There are ornaments too, both stranger than fiction and unexpected to the eye. Standing by a pillar is a bronze Indian with six arms, each clutching a shrunken head. A pair of students on a break from the dorms and high with the heady atmosphere of liquor and smokes have pushed a cigarette stub between the lips of one head and are contemplating additional jokes to play on the other five.
A stuffed crow stands as the centrepiece on a hat stand laden with coats, hats and canes. On one wall hangs an ancient shield onto which is painted a single eye surrounded by fire. And a few feet to the left a medical skeleton on a stand, dressed in a tie and tuxedo, leaning on a wooden banister in a casual fashion. Elsewhere a deck of Tarot cards have been arranged on the wall. And upon the bar, where bowls of complimentary nuts would usually be found, are metal dishes containing wax drooling candles.
The bar itself is a grand, gothic affair, positioned dead centre like a black island rising from the sea of drinkers and shadow. Made entirely of ebony, the sides have been carved with an eye-twisting design so intricate and complex that to study it completely would require a good day at least. For the most part the light is too dim and the patrons too interested in their drinks and conversation to pay the designs much heed. If they did look in any great detail they would see, amid the tangled lines and curlicules, a devilish host presiding over a screaming multitude burning in fire so exquisitely chiselled the bodies are barely discernible from the flames. As it is, the carved flames act as good foot rests, while the etched sections closer to the bar are good for the fidgety fingers and idle inspection of lone drinkers.
Above the bar is a wooden canopy glittering with an array of tumblers, shot glasses and goblets.
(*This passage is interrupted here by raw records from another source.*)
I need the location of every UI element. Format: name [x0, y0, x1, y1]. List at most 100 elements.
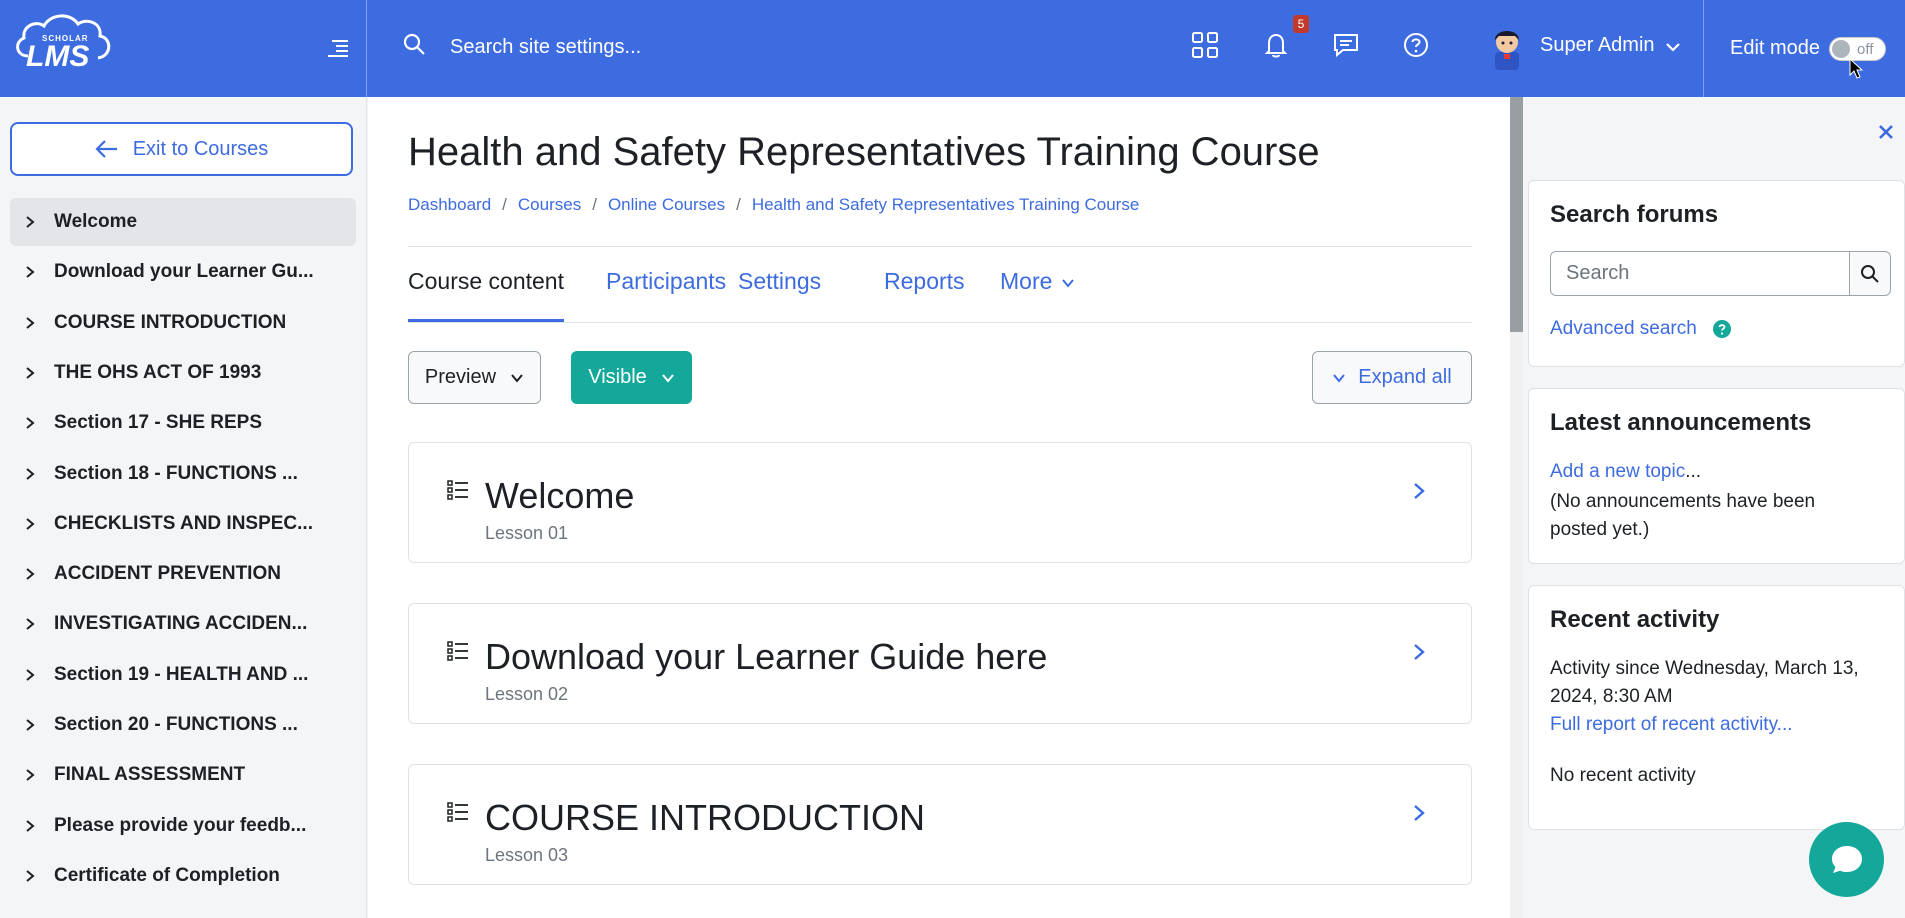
chevron-right-icon[interactable]: [23, 467, 37, 481]
course-index-item[interactable]: Section 19 - HEALTH AND ...: [10, 651, 356, 699]
course-index-item[interactable]: ACCIDENT PREVENTION: [10, 550, 356, 598]
breadcrumb-online-courses[interactable]: Online Courses: [608, 195, 725, 215]
block-title: Recent activity: [1550, 606, 1720, 633]
tab-more[interactable]: More: [1000, 268, 1076, 323]
chevron-right-icon[interactable]: [23, 718, 37, 732]
course-index-item[interactable]: CHECKLISTS AND INSPEC...: [10, 500, 356, 548]
visible-label: Visible: [588, 366, 647, 388]
search-icon[interactable]: [402, 32, 426, 56]
course-index-item[interactable]: Section 20 - FUNCTIONS ...: [10, 701, 356, 749]
course-index-label: Section 19 - HEALTH AND ...: [54, 663, 309, 685]
course-index-item[interactable]: Section 18 - FUNCTIONS ...: [10, 450, 356, 498]
list-icon: [447, 641, 468, 661]
chevron-down-icon: [1333, 373, 1346, 383]
chevron-down-icon: [662, 373, 674, 383]
visible-dropdown-button[interactable]: Visible: [571, 351, 692, 404]
tab-course-content[interactable]: Course content: [408, 268, 564, 323]
forum-search-button[interactable]: [1849, 251, 1891, 296]
course-index-label: Welcome: [54, 211, 138, 232]
help-icon[interactable]: [1401, 30, 1431, 60]
breadcrumb-dashboard[interactable]: Dashboard: [408, 195, 491, 215]
edit-mode-label: Edit mode: [1730, 37, 1821, 59]
tab-reports[interactable]: Reports: [884, 268, 965, 323]
course-index-item[interactable]: Welcome: [10, 198, 356, 246]
course-index-label: Section 18 - FUNCTIONS ...: [54, 462, 298, 484]
activity-since-text: Activity since Wednesday, March 13, 2024…: [1550, 658, 1859, 707]
breadcrumb-separator: /: [736, 195, 741, 214]
preview-dropdown-button[interactable]: Preview: [408, 351, 541, 404]
close-icon[interactable]: [1878, 124, 1894, 140]
course-index-item[interactable]: COURSE INTRODUCTION: [10, 299, 356, 347]
chevron-right-icon[interactable]: [23, 215, 37, 229]
hamburger-icon[interactable]: [326, 38, 348, 58]
bell-icon[interactable]: [1261, 30, 1291, 60]
site-search-input[interactable]: [450, 30, 950, 64]
course-index-item[interactable]: Certificate of Completion: [10, 852, 356, 900]
chevron-right-icon[interactable]: [23, 366, 37, 380]
section-subtitle: Lesson 02: [485, 684, 569, 704]
chevron-right-icon[interactable]: [1410, 481, 1428, 501]
course-index-label: ACCIDENT PREVENTION: [54, 563, 281, 585]
chat-widget-button[interactable]: [1809, 822, 1884, 897]
course-tabs: Course content Participants Settings Rep…: [408, 268, 1472, 323]
chevron-right-icon[interactable]: [23, 567, 37, 581]
add-topic-suffix: ...: [1685, 461, 1702, 482]
breadcrumb-separator: /: [592, 195, 597, 214]
chevron-right-icon[interactable]: [1410, 803, 1428, 823]
breadcrumb-separator: /: [502, 195, 507, 214]
main-scrollbar[interactable]: [1510, 97, 1523, 918]
exit-to-courses-button[interactable]: Exit to Courses: [10, 122, 353, 176]
advanced-search-link[interactable]: Advanced search: [1550, 318, 1697, 340]
forum-search-input[interactable]: [1550, 251, 1850, 296]
course-index-item[interactable]: Download your Learner Gu...: [10, 248, 356, 296]
chat-icon[interactable]: [1331, 30, 1361, 60]
course-index-label: FINAL ASSESSMENT: [54, 764, 246, 786]
scrollbar-thumb[interactable]: [1510, 97, 1523, 332]
course-index-item[interactable]: Section 17 - SHE REPS: [10, 399, 356, 447]
avatar[interactable]: [1487, 24, 1527, 70]
chevron-right-icon[interactable]: [23, 617, 37, 631]
course-index-label: CHECKLISTS AND INSPEC...: [54, 512, 313, 534]
section-title[interactable]: Download your Learner Guide here: [485, 636, 1047, 678]
chevron-right-icon[interactable]: [23, 316, 37, 330]
add-new-topic-link[interactable]: Add a new topic: [1550, 461, 1685, 482]
expand-all-label: Expand all: [1358, 366, 1452, 388]
course-index-item[interactable]: Please provide your feedb...: [10, 802, 356, 850]
breadcrumb-courses[interactable]: Courses: [518, 195, 581, 215]
course-index-item[interactable]: INVESTIGATING ACCIDEN...: [10, 600, 356, 648]
full-report-link[interactable]: Full report of recent activity...: [1550, 714, 1793, 736]
section-title[interactable]: COURSE INTRODUCTION: [485, 797, 925, 839]
breadcrumb-current-course[interactable]: Health and Safety Representatives Traini…: [752, 195, 1139, 215]
top-navbar: SCHOLAR LMS 5 Super Admin: [0, 0, 1905, 97]
recent-activity-block: Recent activity Activity since Wednesday…: [1528, 585, 1905, 830]
latest-announcements-block: Latest announcements Add a new topic... …: [1528, 388, 1905, 564]
logo-area: SCHOLAR LMS: [0, 0, 367, 97]
course-index-item[interactable]: FINAL ASSESSMENT: [10, 751, 356, 799]
chevron-right-icon[interactable]: [23, 768, 37, 782]
exit-label: Exit to Courses: [132, 137, 269, 160]
course-index-label: THE OHS ACT OF 1993: [54, 361, 262, 383]
chevron-right-icon[interactable]: [23, 265, 37, 279]
arrow-left-icon: [95, 140, 117, 158]
tab-settings[interactable]: Settings: [738, 268, 821, 323]
expand-all-button[interactable]: Expand all: [1312, 351, 1472, 404]
search-forums-block: Search forums Advanced search: [1528, 180, 1905, 367]
chevron-right-icon[interactable]: [23, 517, 37, 531]
help-icon[interactable]: [1713, 320, 1731, 338]
course-index-item[interactable]: THE OHS ACT OF 1993: [10, 349, 356, 397]
chevron-right-icon[interactable]: [1410, 642, 1428, 662]
grid-icon[interactable]: [1190, 30, 1220, 60]
list-icon: [447, 802, 468, 822]
chevron-right-icon[interactable]: [23, 819, 37, 833]
chevron-right-icon[interactable]: [23, 869, 37, 883]
chevron-down-icon[interactable]: [1663, 37, 1683, 57]
chevron-right-icon[interactable]: [23, 416, 37, 430]
tab-participants[interactable]: Participants: [606, 268, 726, 323]
course-index-label: Section 20 - FUNCTIONS ...: [54, 714, 298, 735]
divider: [408, 322, 1472, 323]
section-title[interactable]: Welcome: [485, 475, 634, 517]
course-index-label: Download your Learner Gu...: [54, 261, 314, 283]
user-name[interactable]: Super Admin: [1540, 34, 1655, 57]
chevron-right-icon[interactable]: [23, 668, 37, 682]
block-title: Search forums: [1550, 201, 1719, 228]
Lights set into the canopy cast an atmospheric radiance onto the bar staff as they chat casually with barflies, clean glasses and prepare orders.
Alone in the far corner of the room, shining like a small beacon of garish modernity in the midst of all this gothic grotesque, stands a juke box out of which drifts the crooning voice of Glen Miller singing Chatanooga Choo Choo.
--
Seated on one side of the bar, in their usual places, on their favourite stools, are four friends. Three men and one woman, all talking animatedly with the female owner of this impressive establishment who herself seems so intent on the subject matter being discussed that the rest of the bar might not exist at all. Indeed the lion's share of the work tonight falls to the other bar maid, a gum chewing dame in high heels and short skirt, and an older woman dressed in the style of a Spanish grandmother, her grey eyes piercing the gloom of the bar like twin spotlights.